Institutional and fiscal capacity
Formal frameworks and resource availability matter. Cities with shared institutions such as regional planning authorities, transit agencies, or pooled emergency funds can mobilize collective responses faster. OECD analysis shows that regions with clearer allocation of responsibilities and legal mechanisms for cost-sharing are more likely to coordinate investments in infrastructure and social protections. Conversely, fragmented governance and thin fiscal bases force localities into short-term competition for investment and talent, undermining long-term regional resilience.
Leadership, networks, and trust
Personal relationships and intergovernmental networks often bridge institutional gaps. Research by Saskia Sassen at Columbia University emphasizes the role of cross-city networks in knowledge exchange and crisis adaptation. Where mayors and civic leaders have existing channels of communication, trust and reciprocity lower transaction costs and enable joint procurement, labor-market programs, or coordinated reopening strategies. Informal ties between business associations and civil society can be decisive when formal mechanisms lag.
Economic linkages and territorial nuance
The degree of economic interdependence—commuting flows, supply chains, and shared industries—shapes incentives to cooperate. Cities tightly integrated through labor markets have mutual exposure to downturns and therefore stronger reasons to align policies. Cultural and territorial factors influence outcomes as well: historic rivalries, linguistic divides, or uneven spatial development produce resistance to sharing benefits. Environmental considerations, such as shared watersheds or air basins, create additional common goods that can either catalyze joint action or fuel disputes when resource allocation is contested.

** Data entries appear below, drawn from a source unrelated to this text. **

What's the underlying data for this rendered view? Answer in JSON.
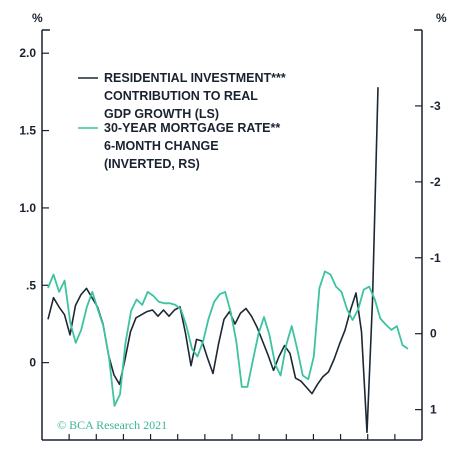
{
  "chart_data": {
    "type": "line",
    "left_axis": {
      "unit": "%",
      "ylim": [
        -0.5,
        2.15
      ],
      "ticks": [
        {
          "value": 2.0,
          "label": "2.0"
        },
        {
          "value": 1.5,
          "label": "1.5"
        },
        {
          "value": 1.0,
          "label": "1.0"
        },
        {
          "value": 0.5,
          "label": ".5"
        },
        {
          "value": 0.0,
          "label": "0"
        }
      ]
    },
    "right_axis": {
      "unit": "%",
      "inverted": true,
      "ylim": [
        1.4,
        -4.0
      ],
      "ticks": [
        {
          "value": -3,
          "label": "-3"
        },
        {
          "value": -2,
          "label": "-2"
        },
        {
          "value": -1,
          "label": "-1"
        },
        {
          "value": 0,
          "label": "0"
        },
        {
          "value": 1,
          "label": "1"
        }
      ]
    },
    "x_tick_count": 13,
    "series": [
      {
        "name": "RESIDENTIAL INVESTMENT*** CONTRIBUTION TO REAL GDP GROWTH (LS)",
        "axis": "left",
        "color": "#1c2833",
        "values": [
          0.28,
          0.42,
          0.36,
          0.31,
          0.18,
          0.37,
          0.44,
          0.48,
          0.42,
          0.36,
          0.25,
          0.05,
          -0.08,
          -0.14,
          0.02,
          0.2,
          0.29,
          0.31,
          0.33,
          0.34,
          0.3,
          0.34,
          0.3,
          0.34,
          0.36,
          0.19,
          -0.02,
          0.15,
          0.14,
          0.03,
          -0.07,
          0.12,
          0.28,
          0.33,
          0.25,
          0.32,
          0.35,
          0.3,
          0.23,
          0.14,
          0.05,
          -0.05,
          0.04,
          0.11,
          0.06,
          -0.1,
          -0.12,
          -0.16,
          -0.2,
          -0.14,
          -0.09,
          -0.06,
          0.02,
          0.12,
          0.21,
          0.34,
          0.45,
          0.2,
          -0.45,
          0.4,
          1.78
        ]
      },
      {
        "name": "30-YEAR MORTGAGE RATE** 6-MONTH CHANGE (INVERTED, RS)",
        "axis": "right",
        "color": "#3cc3a0",
        "values": [
          -0.6,
          -0.78,
          -0.55,
          -0.7,
          -0.15,
          0.12,
          -0.05,
          -0.35,
          -0.55,
          -0.32,
          -0.1,
          0.3,
          0.95,
          0.8,
          0.12,
          -0.3,
          -0.45,
          -0.38,
          -0.55,
          -0.5,
          -0.42,
          -0.4,
          -0.4,
          -0.38,
          -0.32,
          -0.1,
          0.2,
          0.3,
          0.1,
          -0.2,
          -0.42,
          -0.52,
          -0.55,
          -0.28,
          0.1,
          0.7,
          0.7,
          0.35,
          0.0,
          -0.22,
          0.02,
          0.4,
          0.55,
          0.15,
          -0.1,
          0.2,
          0.55,
          0.6,
          0.3,
          -0.6,
          -0.82,
          -0.78,
          -0.62,
          -0.55,
          -0.32,
          -0.18,
          -0.32,
          -0.58,
          -0.62,
          -0.45,
          -0.2,
          -0.12,
          -0.05,
          -0.1,
          0.15,
          0.2
        ]
      }
    ],
    "legend": {
      "placement": "top-left",
      "entries": [
        {
          "lines": [
            "RESIDENTIAL INVESTMENT***",
            "CONTRIBUTION TO REAL",
            "GDP GROWTH (LS)"
          ],
          "color": "#1c2833"
        },
        {
          "lines": [
            "30-YEAR MORTGAGE RATE**",
            "6-MONTH CHANGE",
            "(INVERTED, RS)"
          ],
          "color": "#3cc3a0"
        }
      ]
    },
    "watermark": "© BCΑ Research 2021"
  }
}
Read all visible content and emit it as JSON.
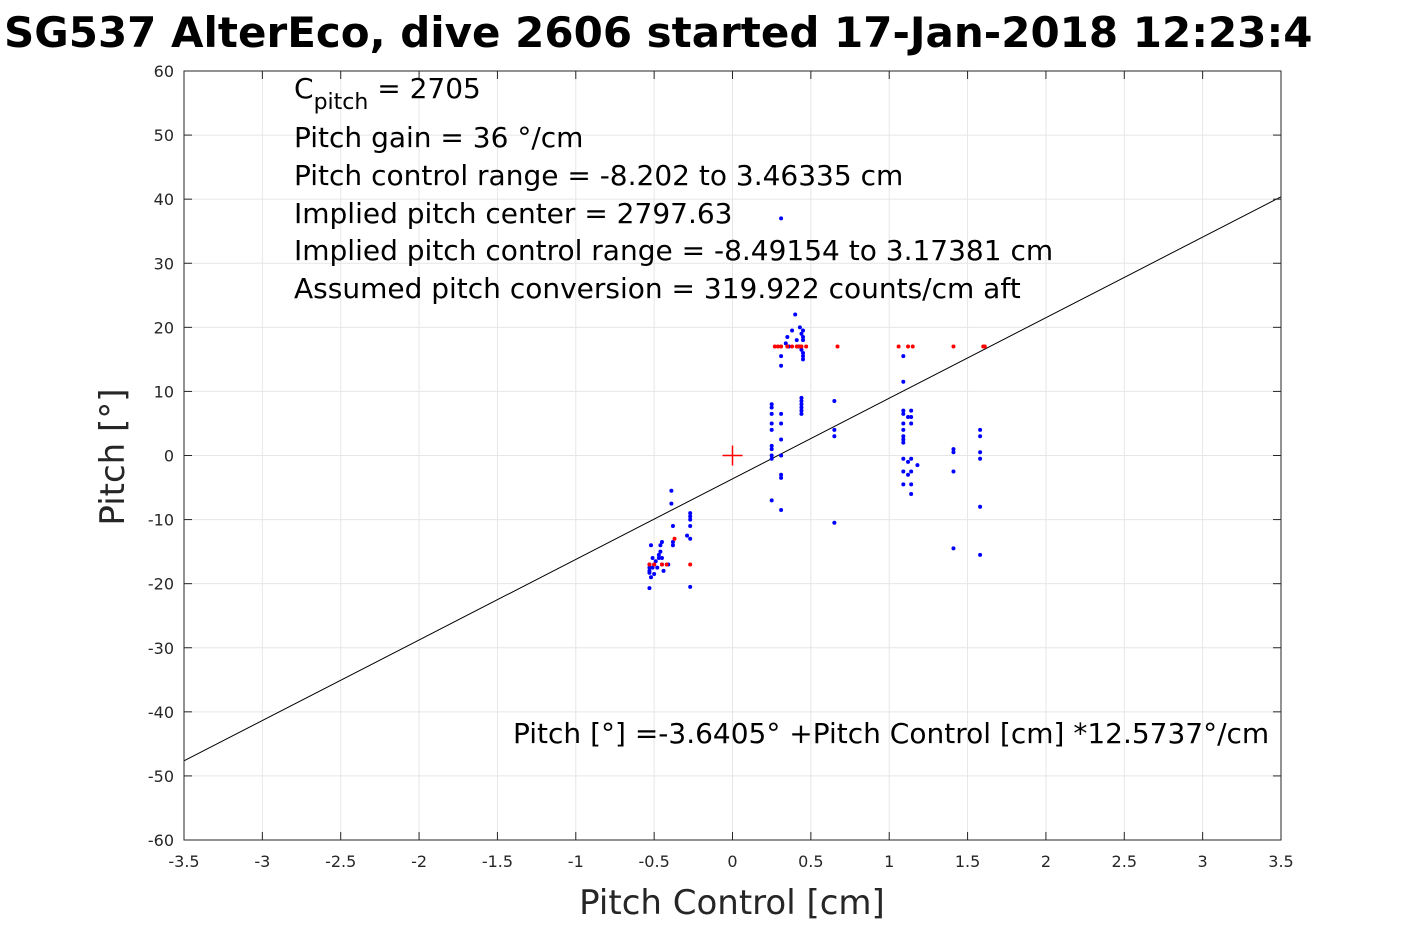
{
  "chart_data": {
    "type": "scatter",
    "title": "SG537 AlterEco, dive 2606 started 17-Jan-2018 12:23:4",
    "xlabel": "Pitch Control [cm]",
    "ylabel": "Pitch [°]",
    "xlim": [
      -3.5,
      3.5
    ],
    "ylim": [
      -60,
      60
    ],
    "xticks": [
      -3.5,
      -3,
      -2.5,
      -2,
      -1.5,
      -1,
      -0.5,
      0,
      0.5,
      1,
      1.5,
      2,
      2.5,
      3,
      3.5
    ],
    "xtick_labels": [
      "-3.5",
      "-3",
      "-2.5",
      "-2",
      "-1.5",
      "-1",
      "-0.5",
      "0",
      "0.5",
      "1",
      "1.5",
      "2",
      "2.5",
      "3",
      "3.5"
    ],
    "yticks": [
      -60,
      -50,
      -40,
      -30,
      -20,
      -10,
      0,
      10,
      20,
      30,
      40,
      50,
      60
    ],
    "ytick_labels": [
      "-60",
      "-50",
      "-40",
      "-30",
      "-20",
      "-10",
      "0",
      "10",
      "20",
      "30",
      "40",
      "50",
      "60"
    ],
    "grid": true,
    "colors": {
      "observed": "#0000ff",
      "flagged": "#ff0000",
      "fit": "#000000",
      "center_marker": "#ff0000",
      "grid": "#e6e6e6"
    },
    "annotations": {
      "c_pitch_base": "C",
      "c_pitch_sub": "pitch",
      "c_pitch_value": " = 2705",
      "line2": "Pitch gain = 36 °/cm",
      "line3": "Pitch control range = -8.202 to 3.46335 cm",
      "line4": "Implied pitch center = 2797.63",
      "line5": "Implied pitch control range = -8.49154 to 3.17381 cm",
      "line6": "Assumed pitch conversion = 319.922 counts/cm aft",
      "fit_equation": "Pitch [°] =-3.6405° +Pitch Control [cm] *12.5737°/cm"
    },
    "fit_line": {
      "intercept": -3.6405,
      "slope": 12.5737
    },
    "center_marker": {
      "x": 0,
      "y": 0
    },
    "series": [
      {
        "color": "#0000ff",
        "points": [
          [
            -0.53,
            -17
          ],
          [
            -0.53,
            -17.5
          ],
          [
            -0.53,
            -18
          ],
          [
            -0.53,
            -18.3
          ],
          [
            -0.52,
            -19
          ],
          [
            -0.53,
            -20.7
          ],
          [
            -0.52,
            -14
          ],
          [
            -0.51,
            -16
          ],
          [
            -0.51,
            -17.5
          ],
          [
            -0.5,
            -18.5
          ],
          [
            -0.5,
            -17
          ],
          [
            -0.49,
            -16.5
          ],
          [
            -0.48,
            -17.5
          ],
          [
            -0.47,
            -16
          ],
          [
            -0.47,
            -15.5
          ],
          [
            -0.46,
            -15
          ],
          [
            -0.46,
            -14
          ],
          [
            -0.45,
            -16
          ],
          [
            -0.45,
            -17
          ],
          [
            -0.44,
            -18
          ],
          [
            -0.45,
            -13.5
          ],
          [
            -0.41,
            -17
          ],
          [
            -0.39,
            -5.5
          ],
          [
            -0.39,
            -7.5
          ],
          [
            -0.38,
            -11
          ],
          [
            -0.38,
            -13.5
          ],
          [
            -0.38,
            -14
          ],
          [
            -0.29,
            -12.5
          ],
          [
            -0.27,
            -9
          ],
          [
            -0.27,
            -9.5
          ],
          [
            -0.27,
            -10
          ],
          [
            -0.27,
            -11
          ],
          [
            -0.27,
            -13
          ],
          [
            -0.27,
            -20.5
          ],
          [
            0.25,
            7.5
          ],
          [
            0.25,
            8
          ],
          [
            0.25,
            6.5
          ],
          [
            0.25,
            5
          ],
          [
            0.25,
            4
          ],
          [
            0.25,
            1
          ],
          [
            0.25,
            0
          ],
          [
            0.25,
            -0.5
          ],
          [
            0.25,
            -7
          ],
          [
            0.25,
            1.5
          ],
          [
            0.31,
            6.5
          ],
          [
            0.31,
            2.5
          ],
          [
            0.31,
            -3
          ],
          [
            0.31,
            -3.5
          ],
          [
            0.31,
            -8.5
          ],
          [
            0.31,
            5
          ],
          [
            0.31,
            0
          ],
          [
            0.31,
            14
          ],
          [
            0.31,
            15.5
          ],
          [
            0.31,
            37
          ],
          [
            0.34,
            17.5
          ],
          [
            0.35,
            18.5
          ],
          [
            0.36,
            17
          ],
          [
            0.38,
            19.5
          ],
          [
            0.4,
            22
          ],
          [
            0.41,
            18
          ],
          [
            0.42,
            17
          ],
          [
            0.43,
            20
          ],
          [
            0.44,
            16.5
          ],
          [
            0.44,
            19
          ],
          [
            0.45,
            18
          ],
          [
            0.45,
            16
          ],
          [
            0.45,
            15.5
          ],
          [
            0.45,
            15
          ],
          [
            0.45,
            18.5
          ],
          [
            0.45,
            19.5
          ],
          [
            0.44,
            9
          ],
          [
            0.44,
            8
          ],
          [
            0.44,
            7.5
          ],
          [
            0.44,
            7
          ],
          [
            0.44,
            6.5
          ],
          [
            0.44,
            8.5
          ],
          [
            0.65,
            8.5
          ],
          [
            0.65,
            4
          ],
          [
            0.65,
            3
          ],
          [
            0.65,
            -10.5
          ],
          [
            1.09,
            15.5
          ],
          [
            1.09,
            11.5
          ],
          [
            1.09,
            7
          ],
          [
            1.09,
            6.5
          ],
          [
            1.09,
            5
          ],
          [
            1.09,
            4
          ],
          [
            1.09,
            3
          ],
          [
            1.09,
            2.5
          ],
          [
            1.09,
            2
          ],
          [
            1.09,
            -0.5
          ],
          [
            1.09,
            -2.5
          ],
          [
            1.09,
            -4.5
          ],
          [
            1.12,
            6
          ],
          [
            1.12,
            -1
          ],
          [
            1.12,
            -3
          ],
          [
            1.14,
            7
          ],
          [
            1.14,
            6
          ],
          [
            1.14,
            5
          ],
          [
            1.14,
            -0.5
          ],
          [
            1.14,
            -2.5
          ],
          [
            1.14,
            -4.5
          ],
          [
            1.14,
            -6
          ],
          [
            1.18,
            -1.5
          ],
          [
            1.41,
            1
          ],
          [
            1.41,
            0.5
          ],
          [
            1.41,
            -2.5
          ],
          [
            1.41,
            -14.5
          ],
          [
            1.58,
            4
          ],
          [
            1.58,
            3
          ],
          [
            1.58,
            0.5
          ],
          [
            1.58,
            -0.5
          ],
          [
            1.58,
            -8
          ],
          [
            1.58,
            -15.5
          ]
        ]
      },
      {
        "color": "#ff0000",
        "points": [
          [
            -0.53,
            -17
          ],
          [
            -0.5,
            -17
          ],
          [
            -0.45,
            -17
          ],
          [
            -0.42,
            -17
          ],
          [
            -0.37,
            -13
          ],
          [
            -0.27,
            -17
          ],
          [
            0.27,
            17
          ],
          [
            0.29,
            17
          ],
          [
            0.31,
            17
          ],
          [
            0.35,
            17
          ],
          [
            0.38,
            17
          ],
          [
            0.41,
            17
          ],
          [
            0.43,
            17
          ],
          [
            0.44,
            17
          ],
          [
            0.47,
            17
          ],
          [
            0.67,
            17
          ],
          [
            1.06,
            17
          ],
          [
            1.12,
            17
          ],
          [
            1.15,
            17
          ],
          [
            1.41,
            17
          ],
          [
            1.6,
            17
          ],
          [
            1.61,
            17
          ]
        ]
      }
    ]
  }
}
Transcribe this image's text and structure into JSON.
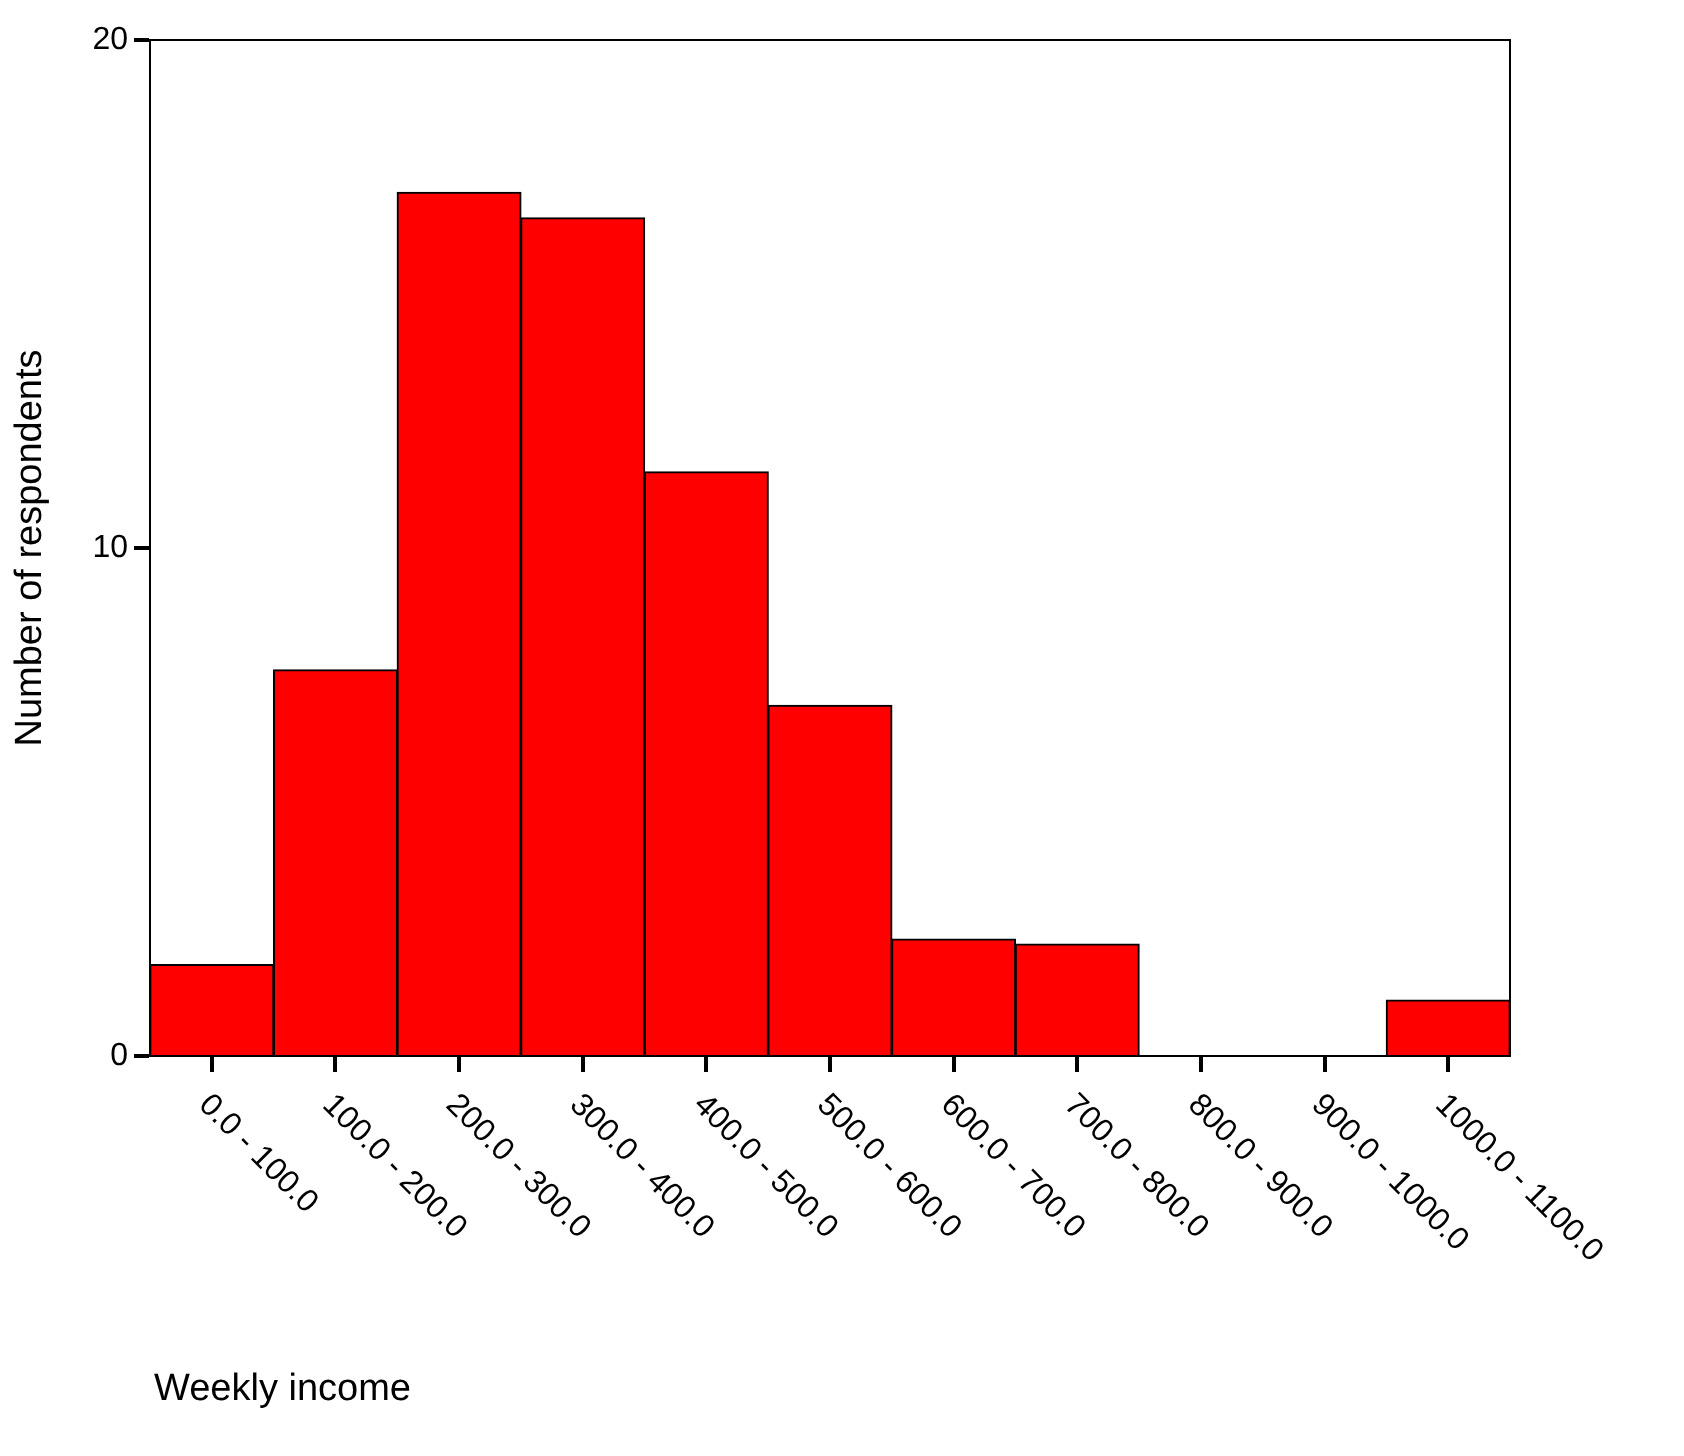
{
  "chart_data": {
    "type": "bar",
    "xlabel": "Weekly income",
    "ylabel": "Number of respondents",
    "categories": [
      "0.0 - 100.0",
      "100.0 - 200.0",
      "200.0 - 300.0",
      "300.0 - 400.0",
      "400.0 - 500.0",
      "500.0 - 600.0",
      "600.0 - 700.0",
      "700.0 - 800.0",
      "800.0 - 900.0",
      "900.0 - 1000.0",
      "1000.0 - 1100.0"
    ],
    "values": [
      1.8,
      7.6,
      17,
      16.5,
      11.5,
      6.9,
      2.3,
      2.2,
      0,
      0,
      1.1
    ],
    "color": "#ff0000",
    "ylim": [
      0,
      20
    ],
    "yticks": [
      0,
      10,
      20
    ]
  }
}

Consequences of cooperation include more efficient recovery, reduced duplication of services, and stronger bargaining power with national governments and funders. Failures to cooperate often deepen inequalities across urban territories and prolong economic pain. Policymakers and practitioners should therefore assess institutional readiness, invest in cross-city networks, and recognize the human and cultural dynamics that determine whether cooperation endures beyond the immediate crisis.